Leader of Bury Council Cllr Rishi Shori brings you his latest column, highlighting ongoing improvements to our local environment.

WE live in an increasingly digital age, yet the physical environment that surrounds us still shapes who we are.

And in Bury, we are privileged to live and work in a fantastic place. From vast swathes of countryside such as Burrs Country Park, to the Irwell Sculpture Trail — the largest public arts scheme in the North West — and the distinctive Bury town centre cultural quarter, we live in a beautiful borough.

Part of what makes our borough special are its trees. By looking after our woods, we become a more resilient and sustainable place.

We are working in partnership with the Forestry Commission to consider the future management of some additional woodland areas, including Philips Park, Outwood trail and Prestwich Clough. The project aims to create a vast urban forest, 50 per cent bigger than Heaton Park, on a par with New York’s Central Park.

Of course, being happy where you live goes beyond green spaces. With the majority of people now living and working in urban areas, the great outdoors can only go some way to enhancing our wellbeing. We need to ensure that our town centres are flourishing places where people want to spend time.

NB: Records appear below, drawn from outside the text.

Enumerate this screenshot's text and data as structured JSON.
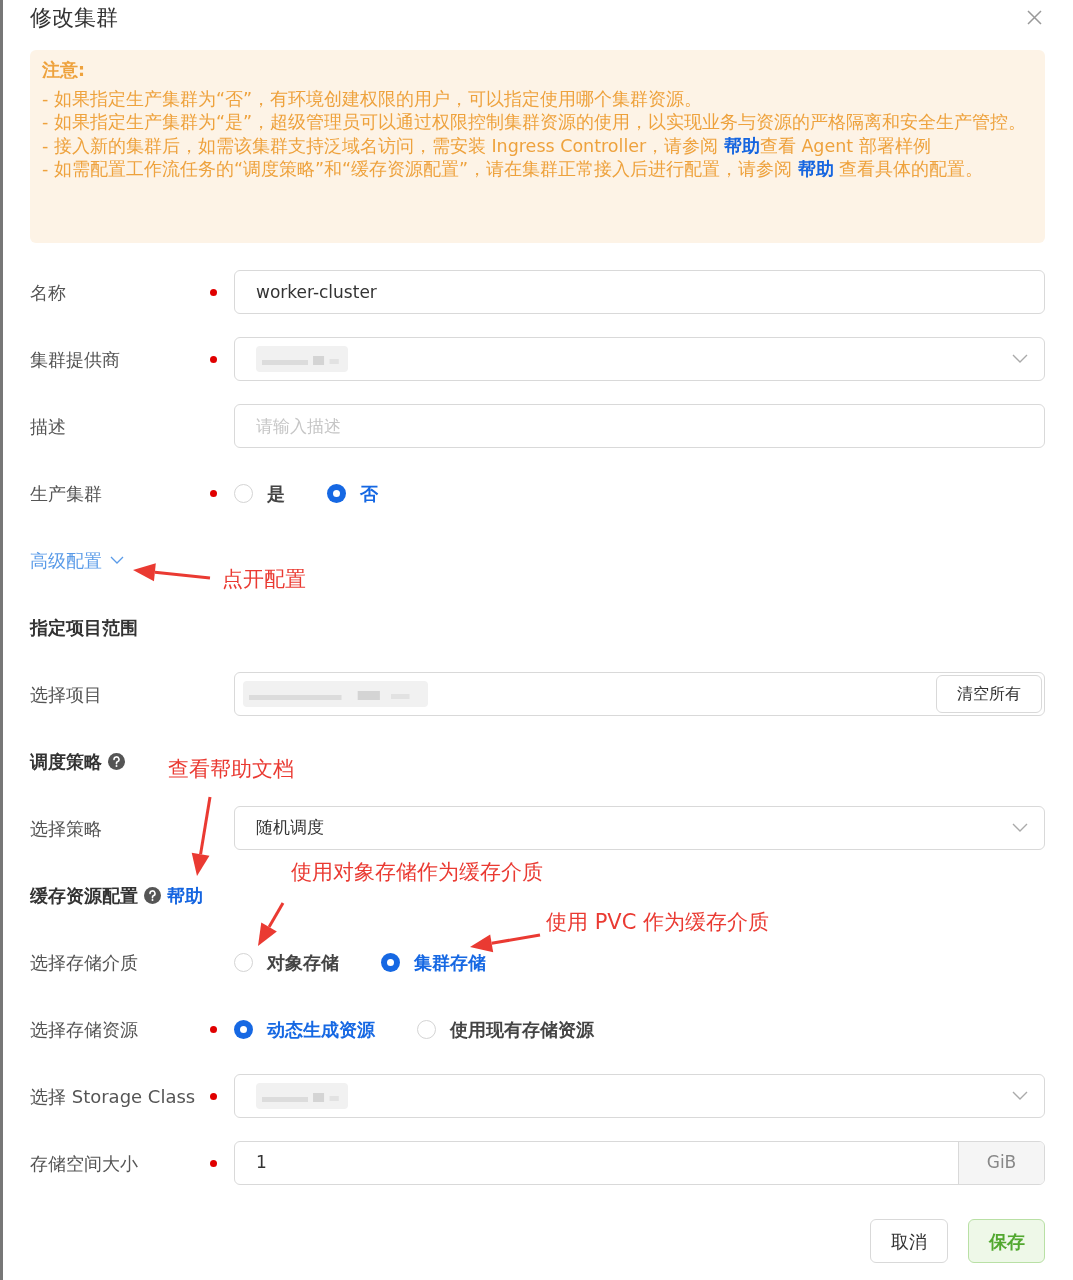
{
  "dialog": {
    "title": "修改集群"
  },
  "notice": {
    "heading": "注意:",
    "lines": [
      {
        "parts": [
          {
            "kind": "text",
            "text": "- 如果指定生产集群为“否”，有环境创建权限的用户，可以指定使用哪个集群资源。"
          }
        ]
      },
      {
        "parts": [
          {
            "kind": "text",
            "text": "- 如果指定生产集群为“是”，超级管理员可以通过权限控制集群资源的使用，以实现业务与资源的严格隔离和安全生产管控。"
          }
        ]
      },
      {
        "parts": [
          {
            "kind": "text",
            "text": "- 接入新的集群后，如需该集群支持泛域名访问，需安装 Ingress Controller，请参阅 "
          },
          {
            "kind": "link",
            "text": "帮助"
          },
          {
            "kind": "text",
            "text": "查看 Agent 部署样例"
          }
        ]
      },
      {
        "parts": [
          {
            "kind": "text",
            "text": "- 如需配置工作流任务的“调度策略”和“缓存资源配置”，请在集群正常接入后进行配置，请参阅 "
          },
          {
            "kind": "link",
            "text": "帮助"
          },
          {
            "kind": "text",
            "text": " 查看具体的配置。"
          }
        ]
      }
    ]
  },
  "fields": [
    {
      "kind": "input",
      "label": "名称",
      "required": true,
      "value": "worker-cluster"
    },
    {
      "kind": "select",
      "label": "集群提供商",
      "required": true,
      "redacted": true
    },
    {
      "kind": "input",
      "label": "描述",
      "required": false,
      "placeholder": "请输入描述"
    },
    {
      "kind": "radio",
      "label": "生产集群",
      "required": true,
      "options": [
        {
          "label": "是",
          "selected": false
        },
        {
          "label": "否",
          "selected": true
        }
      ]
    }
  ],
  "advanced": {
    "label": "高级配置",
    "expanded": true
  },
  "sections": [
    {
      "title": "指定项目范围",
      "help_icon": false,
      "fields": [
        {
          "kind": "tags",
          "label": "选择项目",
          "required": false,
          "redacted": true,
          "button": "清空所有"
        }
      ]
    },
    {
      "title": "调度策略",
      "help_icon": true,
      "fields": [
        {
          "kind": "select",
          "label": "选择策略",
          "required": false,
          "value": "随机调度"
        }
      ]
    },
    {
      "title": "缓存资源配置",
      "help_icon": true,
      "link": "帮助",
      "fields": [
        {
          "kind": "radio",
          "label": "选择存储介质",
          "required": false,
          "options": [
            {
              "label": "对象存储",
              "selected": false
            },
            {
              "label": "集群存储",
              "selected": true
            }
          ]
        },
        {
          "kind": "radio",
          "label": "选择存储资源",
          "required": true,
          "options": [
            {
              "label": "动态生成资源",
              "selected": true
            },
            {
              "label": "使用现有存储资源",
              "selected": false
            }
          ]
        },
        {
          "kind": "select",
          "label": "选择 Storage Class",
          "required": true,
          "redacted": true
        },
        {
          "kind": "unit",
          "label": "存储空间大小",
          "required": true,
          "value": "1",
          "unit": "GiB"
        }
      ]
    }
  ],
  "footer": {
    "buttons": [
      {
        "label": "取消",
        "kind": "default"
      },
      {
        "label": "保存",
        "kind": "primary"
      }
    ]
  },
  "annotations": [
    {
      "text": "点开配置"
    },
    {
      "text": "查看帮助文档"
    },
    {
      "text": "使用对象存储作为缓存介质"
    },
    {
      "text": "使用 PVC 作为缓存介质"
    }
  ]
}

Multi-million pound plans to transform the heart of Prestwich are one step nearer reality following a ‘summit meeting’ of the main partners alongside Mayor Andy Burnham and myself earlier this month. The vision is Prestwich Village — a modern and lively centre with a focus on living, creativity, shopping and enjoying life. Early design concepts include a hotel, restaurant, shops, a food hall and a number of apartments. A key element is the provision of community facilities to serve the local population. It is envisaged that this hub will provide healthcare, leisure, a library and community space meeting space.

Ramsbottom is another town in our borough which is booming. I was delighted to support the Best of British Retail Awards bid for the town, alongside local business leaders. This would be another feather in the cap of the town, which recently featured in a Guardian article: ‘Let’s move to Ramsbottom: the town is a delight.’

Better public transport is critical to our environment, not just in terms of future-proofing for the next generation, but creating a lifestyle where local people have the means to walk and cycle. We have filled 1,000 more potholes so far this year. The real difference we can make though, is to encourage alternatives to car travel.

We actually have a once-in-a-generation opportunity to revolutionise the way we all get around. Beelines is an ambitious plan to give people a real choice in how they travel; easing congestion, improving health and creating better places to live.

I’m delighted that we have a first stage allocation of £2.6 million for new or improved road crossings and £1.2 million for improved cycle parking at Metrolink stations. The first Bury scheme includes 16 new and upgraded crossings and junctions, costing in the region of £2.6 million.

The second stage would see new cycle parking provision, including highly visible and accessible locations at Metro stops, with lighting and CCTV.

Renewable energy continues to soar in the UK and Bury is no exception. The world’s first grid-scale liquid air energy storage (LAES) plant was launched in Bury in June. The plant is located on project partner, recycling and renewable energy company Viridor’s landfill gas generation site. LAES technology makes use of a freely available resource, the air, which is stored as a liquid and then converted back to a gas, involving an expansion process that releases stored energy, and this drives a turbine to generate electricity.

This technology can scale to hundreds of Megawatts in line with the energy demand of urban areas the size of small towns up to large cities. This means that LAES plants could easily store enough clean electricity generated by a local windfarm to power a town like Bury (around 100,000 homes) for many days, not just a few hours. In addition to energy storage the plant also converts waste heat to power using heat from the onsite landfill gas engines.

Long-duration energy storage is critical to enable the broader deployment of renewable energy; overcome the intermittency of solar and wind energy; help smooth peaks and troughs in demand; and provide the UK with a stable and secure source of homegrown energy.

Places are also about communities, local identity and social cohesion. This month I launched ‘A Shared Future’ alongside the Mayor and Deputy Mayor Bev Hughes. In this Social Cohesion Report, our Greater Manchester collective response to the Manchester Arena attack, we advocate for a whole-society approach to gathering information and tackling extremism.

It is clear that the nature of terrorism has changed and cities need to face up to the consequences of that. It is no longer the case that acts of terror are likely to perpetrated by known terror organisations. Now, it can be individuals or small, localised groups who plan and carry out these atrocities. In return, this development requires a new, more localised response. We are stronger when we work together as a community.

In Bury, we are very well placed to support each other as a community. We may be small, but we pack a punch! And our size can be advantageous in sustaining a strong community spirit. We are the friendliest place in Greater Manchester, with dementia and autism-friendly spaces. This focus on ‘locality’ or place is also at the heart of health and social care integration. People value local joined-up health and care services, where they live.

Bury is a place to be proud of. I love getting out and about in our wonderful borough, so please invite me to your events, especially those that celebrate Bury as a great place to live, work and play.